US embassies attacked in Yemen, Egypt after Libya envoy killed

SANAA/CAIRO (Reuters) – Demonstrators attacked the US embassies in Yemen and Egypt yesterday in protest at a film they consider blasphemous to Islam, and the United States sent war ships towards Libya, where the US ambassador was killed in related violence this week.

In Libya, authorities said they had made four arrests in the investigation into the attack that killed ambassador Christopher Stevens and three other Americas in Benghazi on Tuesday.

US President Barack Obama, facing a new foreign policy crisis less than two months before seeking re-election, has vowed to bring to justice those responsible for the Benghazi attack, which US officials said may have been planned in advance – possibly by an al Qaeda-linked group.

US Secretary of State Hillary Clinton said Washington had nothing to do with the crudely made film posted on the Internet, which she called “disgusting and reprehensible.”

The amateurish production, entitled the Innocence of Muslims, and originating in the United States, portrays Mohammad as a womaniser, a homosexual and a child abuser.

For many Muslims, any depiction of the Prophet is blasphemous and caricatures or other characterisations have in the past provoked violent protests across the Muslim world.

Demonstrations spread further yesterday, with US embassies again the targets of popular anger among Muslims questioning why the United States has failed to take action against the makers of the film.

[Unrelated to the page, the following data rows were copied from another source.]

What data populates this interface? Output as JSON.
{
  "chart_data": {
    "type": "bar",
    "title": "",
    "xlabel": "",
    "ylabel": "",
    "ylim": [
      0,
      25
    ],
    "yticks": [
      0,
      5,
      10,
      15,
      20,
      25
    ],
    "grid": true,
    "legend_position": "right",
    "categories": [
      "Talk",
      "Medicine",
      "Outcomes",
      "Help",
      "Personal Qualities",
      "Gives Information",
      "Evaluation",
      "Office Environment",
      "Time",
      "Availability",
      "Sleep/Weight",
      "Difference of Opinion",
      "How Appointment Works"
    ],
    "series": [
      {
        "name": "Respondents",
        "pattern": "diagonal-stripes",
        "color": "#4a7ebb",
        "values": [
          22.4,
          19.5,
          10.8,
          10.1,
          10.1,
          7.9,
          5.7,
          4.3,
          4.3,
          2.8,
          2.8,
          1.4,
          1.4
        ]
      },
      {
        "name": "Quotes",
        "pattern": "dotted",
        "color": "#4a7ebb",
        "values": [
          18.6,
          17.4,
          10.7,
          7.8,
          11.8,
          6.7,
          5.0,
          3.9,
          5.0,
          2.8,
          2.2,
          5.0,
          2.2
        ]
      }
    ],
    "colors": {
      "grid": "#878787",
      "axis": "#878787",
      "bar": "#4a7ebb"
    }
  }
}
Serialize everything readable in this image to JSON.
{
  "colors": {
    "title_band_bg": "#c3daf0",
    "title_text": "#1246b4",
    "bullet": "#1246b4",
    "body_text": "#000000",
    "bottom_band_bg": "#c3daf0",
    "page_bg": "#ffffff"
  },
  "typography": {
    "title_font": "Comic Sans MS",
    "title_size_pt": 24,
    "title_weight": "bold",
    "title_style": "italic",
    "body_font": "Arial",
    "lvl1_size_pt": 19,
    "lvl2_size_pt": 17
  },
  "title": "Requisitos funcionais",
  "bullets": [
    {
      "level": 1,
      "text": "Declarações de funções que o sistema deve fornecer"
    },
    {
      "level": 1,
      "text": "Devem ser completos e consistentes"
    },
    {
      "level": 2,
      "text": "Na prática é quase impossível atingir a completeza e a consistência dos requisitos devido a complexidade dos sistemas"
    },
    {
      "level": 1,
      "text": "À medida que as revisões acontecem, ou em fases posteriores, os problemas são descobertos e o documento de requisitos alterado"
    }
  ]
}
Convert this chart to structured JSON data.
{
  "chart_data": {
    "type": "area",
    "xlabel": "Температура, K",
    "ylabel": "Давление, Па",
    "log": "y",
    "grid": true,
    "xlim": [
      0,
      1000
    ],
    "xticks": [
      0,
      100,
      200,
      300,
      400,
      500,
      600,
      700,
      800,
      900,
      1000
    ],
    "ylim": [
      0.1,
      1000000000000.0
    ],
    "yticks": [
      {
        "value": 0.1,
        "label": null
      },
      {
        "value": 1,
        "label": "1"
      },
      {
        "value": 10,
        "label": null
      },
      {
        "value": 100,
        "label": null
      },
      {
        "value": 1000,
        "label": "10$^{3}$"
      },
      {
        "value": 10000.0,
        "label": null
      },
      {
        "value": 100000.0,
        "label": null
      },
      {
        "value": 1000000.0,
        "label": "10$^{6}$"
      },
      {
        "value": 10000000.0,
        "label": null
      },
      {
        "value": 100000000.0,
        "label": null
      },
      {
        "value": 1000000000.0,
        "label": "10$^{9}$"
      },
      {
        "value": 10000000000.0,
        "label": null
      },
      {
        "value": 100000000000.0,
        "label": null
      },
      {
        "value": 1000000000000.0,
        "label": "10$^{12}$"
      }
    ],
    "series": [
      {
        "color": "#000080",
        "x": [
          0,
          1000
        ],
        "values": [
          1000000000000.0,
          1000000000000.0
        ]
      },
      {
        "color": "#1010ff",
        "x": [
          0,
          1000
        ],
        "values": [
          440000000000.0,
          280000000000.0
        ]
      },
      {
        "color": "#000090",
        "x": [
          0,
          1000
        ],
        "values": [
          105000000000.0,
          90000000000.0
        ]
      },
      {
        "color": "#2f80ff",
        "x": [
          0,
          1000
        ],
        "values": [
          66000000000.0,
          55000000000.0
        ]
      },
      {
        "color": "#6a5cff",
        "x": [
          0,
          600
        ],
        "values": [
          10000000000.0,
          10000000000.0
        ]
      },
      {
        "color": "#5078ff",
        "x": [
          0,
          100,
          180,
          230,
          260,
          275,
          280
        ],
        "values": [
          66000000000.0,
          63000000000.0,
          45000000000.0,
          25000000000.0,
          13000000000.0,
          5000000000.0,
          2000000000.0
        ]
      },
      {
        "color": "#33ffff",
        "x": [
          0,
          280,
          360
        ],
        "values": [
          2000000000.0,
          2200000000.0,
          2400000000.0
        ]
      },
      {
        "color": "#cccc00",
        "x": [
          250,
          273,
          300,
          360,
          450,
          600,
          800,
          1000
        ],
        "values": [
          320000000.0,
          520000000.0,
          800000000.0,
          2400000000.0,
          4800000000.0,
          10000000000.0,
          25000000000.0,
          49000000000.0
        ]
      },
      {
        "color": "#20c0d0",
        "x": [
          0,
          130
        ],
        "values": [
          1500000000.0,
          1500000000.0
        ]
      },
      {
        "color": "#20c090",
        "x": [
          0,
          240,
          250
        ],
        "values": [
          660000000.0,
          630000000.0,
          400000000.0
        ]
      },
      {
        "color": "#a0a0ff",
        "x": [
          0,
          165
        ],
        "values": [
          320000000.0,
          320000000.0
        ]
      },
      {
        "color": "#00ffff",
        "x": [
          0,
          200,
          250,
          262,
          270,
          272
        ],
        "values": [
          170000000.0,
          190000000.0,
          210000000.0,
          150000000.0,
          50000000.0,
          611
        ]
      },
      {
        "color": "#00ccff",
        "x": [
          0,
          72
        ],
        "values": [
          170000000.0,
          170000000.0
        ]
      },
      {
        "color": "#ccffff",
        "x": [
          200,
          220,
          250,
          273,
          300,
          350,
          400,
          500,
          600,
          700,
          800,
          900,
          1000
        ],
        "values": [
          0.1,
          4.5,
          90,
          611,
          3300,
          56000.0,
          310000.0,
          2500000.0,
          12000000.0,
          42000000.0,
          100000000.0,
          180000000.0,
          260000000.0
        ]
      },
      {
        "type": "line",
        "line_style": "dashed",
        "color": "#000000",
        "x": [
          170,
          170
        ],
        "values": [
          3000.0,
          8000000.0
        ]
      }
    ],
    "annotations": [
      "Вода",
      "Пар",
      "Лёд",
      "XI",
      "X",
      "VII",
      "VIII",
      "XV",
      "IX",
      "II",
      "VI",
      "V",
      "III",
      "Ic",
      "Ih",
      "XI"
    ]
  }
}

Hundreds of Yemenis broke through the main gate of the heavily fortified US embassy compound in Sanaa, shouting “We sacrifice ourselves for you, Messenger of God.” They smashed windows of security offices outside the embassy and burned cars.

A security source said at least 15 people were wounded, some by gunfire, before the government ringed the area with troops.
In Egypt, protesters hurled stones at a police cordon around the US embassy in Cairo after climbing into the compound and tearing down the American flag. The state news agency said 13 people had been hurt in violence since late on Wednesday.

Around 200 demonstrators gathered outside the US embassy in Kuwait and hoisted banners, one of which read in English: “USA stop the bullshit. Respect us.”

In Bangladesh, Islamists tried to march on the US embassy in Dhaka and Iranian students protested in Tehran. Earlier in the week, there were protests outside US missions in Tunisia, Morocco and Sudan and state-backed Islamic scholars in Sudan have called a mass protest after Friday prayers

The US ambassador to Libya was killed during a protest against the film when Islamists armed with guns, mortars and grenades staged military-style assaults on the Benghazi mission.

A Libyan doctor said Stevens died of smoke inhalation. US information technology specialist Sean Smith also died at the consulate, while two other Americans were killed when a squad of security personnel sent by helicopter from Tripoli to rescue diplomats from a safe house came under mortar attack.
Of the latter, one was identified by his family as Glen Doherty, 42, a former Navy SEAL who worked as a private security contractor. US media identified the other man as another former navy SEAL – Tyrone Woods, aged 41.

In an interview with the US network ABC News last month Doherty said he was working with the State Department on an intelligence mission to round up and destroy shoulder-fired surface-to-air missiles.

Thousand of these missiles went missing in Libya after Muammar Gaddafi’s overthrow by in a US-backed uprising last year, prompting concerns that they could end up in the hands of al Qaeda militants.

Stevens, 52, had spent a career operating in perilous places, mostly in the Arab world, and became the first American ambassador killed in an attack since Adolph Dubs, the US envoy to Afghanistan, died in a 1979 kidnapping attempt.
Tuesday’s incident, on what was the 11th anniversary of al Qaeda’s attacks on the United States on Sept. 11, 2001, has created a worrying foreign policy crisis for Obama ahead of his re-election bid.

Speaking at a campaign rally in Colorado yesterday, Obama said he had ordered his administration to do whatever was necessary to protect Americans abroad and that aides had been in contact with other governments “to let them know they’ve got a responsibility to protect our citizens.”